A transplant spade has a narrow (13 cm) and long (30 cm) deeply dished blade, designed to be used in confined spaces. Its sharp, rounded end makes it easy to split perennial rootballs. It's good for trenching too. (Lee Valley has two kinds: The carbon-steel version costs $19, the stainless-steel one costs $37.50.) Fly-away plastic, fabric or netting coverings can be held down with ropes or pinned to the ground if the covering is reinforced with two-piece grommets hammered together at the edges of the material (package of 10 for $40).
Stokes Seeds of St. Catharines, Ont., sells for $20 a robust, plastic high-walled tidy tray (55 cm by 61 cm by 20 cm), which will keep spills off the kitchen floor when repotting plants or doing other mucky jobs. It comes with a clip-on tool caddy.

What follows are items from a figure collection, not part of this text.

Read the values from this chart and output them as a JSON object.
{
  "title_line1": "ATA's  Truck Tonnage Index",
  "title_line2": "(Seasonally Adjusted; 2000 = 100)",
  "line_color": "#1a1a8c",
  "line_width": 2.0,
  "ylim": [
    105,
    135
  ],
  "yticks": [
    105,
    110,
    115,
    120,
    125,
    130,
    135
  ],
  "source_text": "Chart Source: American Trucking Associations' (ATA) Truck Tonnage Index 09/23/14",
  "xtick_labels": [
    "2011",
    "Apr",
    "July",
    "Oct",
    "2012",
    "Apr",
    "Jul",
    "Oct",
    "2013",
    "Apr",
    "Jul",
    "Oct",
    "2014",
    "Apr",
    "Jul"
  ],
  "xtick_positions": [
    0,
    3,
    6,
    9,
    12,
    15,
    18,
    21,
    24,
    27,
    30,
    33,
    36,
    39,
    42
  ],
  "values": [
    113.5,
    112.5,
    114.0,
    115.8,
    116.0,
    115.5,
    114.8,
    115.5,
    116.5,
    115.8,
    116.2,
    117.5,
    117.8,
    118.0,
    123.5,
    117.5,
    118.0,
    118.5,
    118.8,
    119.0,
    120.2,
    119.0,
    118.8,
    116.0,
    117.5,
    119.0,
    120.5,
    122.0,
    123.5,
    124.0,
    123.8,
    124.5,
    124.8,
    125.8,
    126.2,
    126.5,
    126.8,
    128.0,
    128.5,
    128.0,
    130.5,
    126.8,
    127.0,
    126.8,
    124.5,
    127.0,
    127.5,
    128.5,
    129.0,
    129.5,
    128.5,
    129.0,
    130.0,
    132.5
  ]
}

A Stokes product called After Bite ($3.50) neutralizes the sting or itch resulting from attacks by pests. The applicator is pen-shaped and fitted with a pocket clip; a dab of the contents beats scratching with grubby nails.
Alberta Nurseries and Seeds sells Grow Dome, a translucent plastic for light diffusion to fit a 26-cm pot or hanging basket, for $8 each. This 32-cm high dome will protect young plants from late cold spells and provide a humid environment. The dome comes as two clip-together parts with top vents to let excess heat escape.
A plant obelisk, also from Alberta Nurseries and Seeds, in Bowden, is designed to sit in containers from 25 cm to 60 cm in diameter. This handsome 180-cm ornament consists of four cedar uprights with a cedar finial on top and two plastic rings to fix the "legs" in position. Climbers, such as sweet peas and morning glory, will twine their way upward. A kit costs $39.
Tomato ripening hoods, designed to keep frost from turning just- ripening tomatoes into frozen mush, are being sold by Dominion Seed of Georgetown, Ont., for $20 for three. Each hood consists of a tubular, ventilated piece of polyethylene 1.3 metres long. One end is attached to the top of the tomato stake and two plastic hoops spread out the tube, allowing it to surround the plant and drape to ground level. This retains enough heat to speed ripening, yet it doesn't stew the tomatoes.
Finally, if you live far from a well-stocked garden centre or home- improvement store, a wide range of more bread-and-butter gardening materials is available at Early Farm & Garden of Saskatoon. Of the 56 pages in the catalogue, 22 are devoted to all sorts of garden gear for indoor and outdoor growing, watering, seeding, pruning, digging, as well as fertilizers and pesticides. There are also power tools and a $2,000 chipper-shredder.